I’m no fan of country music. But as I sat under a waxing moon last night and listened to Nobel laureate Wangari Muta Maathai describe “Wrong Bus Syndrome,” the soundtrack that seemed best suited to the moment was Carrie Underwood’s “Jesus Take the Wheel.”
Maathai, founder of The Green Belt Movement, was in Raleigh to encourage college students to do what they can to make the planet a better, greener place for future generations.

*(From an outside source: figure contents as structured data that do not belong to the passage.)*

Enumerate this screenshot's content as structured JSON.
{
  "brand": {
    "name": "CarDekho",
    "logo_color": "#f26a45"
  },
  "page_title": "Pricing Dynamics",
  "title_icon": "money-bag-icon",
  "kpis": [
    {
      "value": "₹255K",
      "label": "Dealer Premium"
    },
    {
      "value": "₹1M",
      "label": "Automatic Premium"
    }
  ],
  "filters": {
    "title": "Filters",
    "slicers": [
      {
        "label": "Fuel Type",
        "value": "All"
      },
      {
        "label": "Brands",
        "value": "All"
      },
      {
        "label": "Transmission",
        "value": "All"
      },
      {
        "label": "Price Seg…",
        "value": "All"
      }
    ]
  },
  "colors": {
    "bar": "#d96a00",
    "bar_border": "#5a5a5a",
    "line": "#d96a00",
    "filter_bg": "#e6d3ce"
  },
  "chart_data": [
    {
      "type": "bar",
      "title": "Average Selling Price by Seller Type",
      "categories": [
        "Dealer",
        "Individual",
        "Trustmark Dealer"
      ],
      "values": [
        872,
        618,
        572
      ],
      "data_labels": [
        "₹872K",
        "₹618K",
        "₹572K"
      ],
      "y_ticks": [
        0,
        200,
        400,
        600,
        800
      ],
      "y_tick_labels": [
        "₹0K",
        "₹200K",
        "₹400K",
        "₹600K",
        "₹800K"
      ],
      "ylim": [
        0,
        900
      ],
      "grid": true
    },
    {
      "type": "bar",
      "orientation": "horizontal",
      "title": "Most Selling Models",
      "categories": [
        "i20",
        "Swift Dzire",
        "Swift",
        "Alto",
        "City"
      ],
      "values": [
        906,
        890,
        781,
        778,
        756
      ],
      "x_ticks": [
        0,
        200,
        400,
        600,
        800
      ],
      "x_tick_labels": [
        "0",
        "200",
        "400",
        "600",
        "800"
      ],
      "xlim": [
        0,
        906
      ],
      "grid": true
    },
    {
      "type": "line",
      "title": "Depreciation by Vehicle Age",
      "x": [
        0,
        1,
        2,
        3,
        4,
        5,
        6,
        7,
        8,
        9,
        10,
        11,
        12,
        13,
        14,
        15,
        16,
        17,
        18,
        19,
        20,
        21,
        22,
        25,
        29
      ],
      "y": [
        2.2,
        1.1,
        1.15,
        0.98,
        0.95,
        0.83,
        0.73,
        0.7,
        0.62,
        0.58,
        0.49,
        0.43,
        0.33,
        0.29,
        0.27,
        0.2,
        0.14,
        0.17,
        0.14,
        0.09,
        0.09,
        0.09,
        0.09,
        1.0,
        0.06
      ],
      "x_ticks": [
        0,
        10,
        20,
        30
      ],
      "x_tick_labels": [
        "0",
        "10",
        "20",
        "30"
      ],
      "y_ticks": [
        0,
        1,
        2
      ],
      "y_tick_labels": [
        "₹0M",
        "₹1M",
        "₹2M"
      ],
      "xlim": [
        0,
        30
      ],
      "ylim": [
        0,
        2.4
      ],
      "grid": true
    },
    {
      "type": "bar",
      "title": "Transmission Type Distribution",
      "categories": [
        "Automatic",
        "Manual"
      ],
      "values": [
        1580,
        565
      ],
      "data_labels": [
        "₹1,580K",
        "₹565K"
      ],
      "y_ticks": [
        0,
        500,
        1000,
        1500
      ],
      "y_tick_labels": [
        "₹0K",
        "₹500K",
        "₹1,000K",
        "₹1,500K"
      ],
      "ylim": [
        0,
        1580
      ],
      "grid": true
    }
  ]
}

What the professor and former Parliament member has done since 1977 is teach people, women in particular, to nourish their land and sustain themselves by planting trees.
She used “Wrong Bus Syndrome” as a metaphor for why people in her native country of Kenya have spent decades trying to free themselves from government corruption and mismanagement that has harmed the environment and stymied their future.
Her fellow Kenyans, she said, long have been riding the wrong political bus. That bus has taken them to a place called “development” and left them hungry, hopeless and at war as their soil has eroded, their crops have failed and their firewood has dwindled.
The “Wrong Bus” metaphor has spiritual implications, too. We sometimes follow spiritual philosophies, religious doctrine and pastoral leadership that take us to places we never intended to go. We know we’re moving in the wrong direction, but we don’t always know how to get back home. Dr. Maathai said it isn’t enough to know that we’re on the wrong bus. We have to know why we’re there if things are ever going to change.
Maathai gave five reasons people get on the wrong bus:
- We’re ignorant: We don’t know any better
- We don’t ask: We don’t ask questions or don’t ask the right ones
- We’re misinformed: We ask but get wrong information
- We’re forced: We’re forced to make a bad choice
- We fear: We know better, but we’re afraid to act
Maybe you’re on the wrong spiritual bus. What are you going to do about it? Maathai’s advice was succinct: Stop being a victim. Make a change. Get to the front of the bus. Throw the driver out. Turn around. The Bible calls this turning or change of mind: repentance. It’s a good place in the road to sincerely ask Jesus to take the wheel.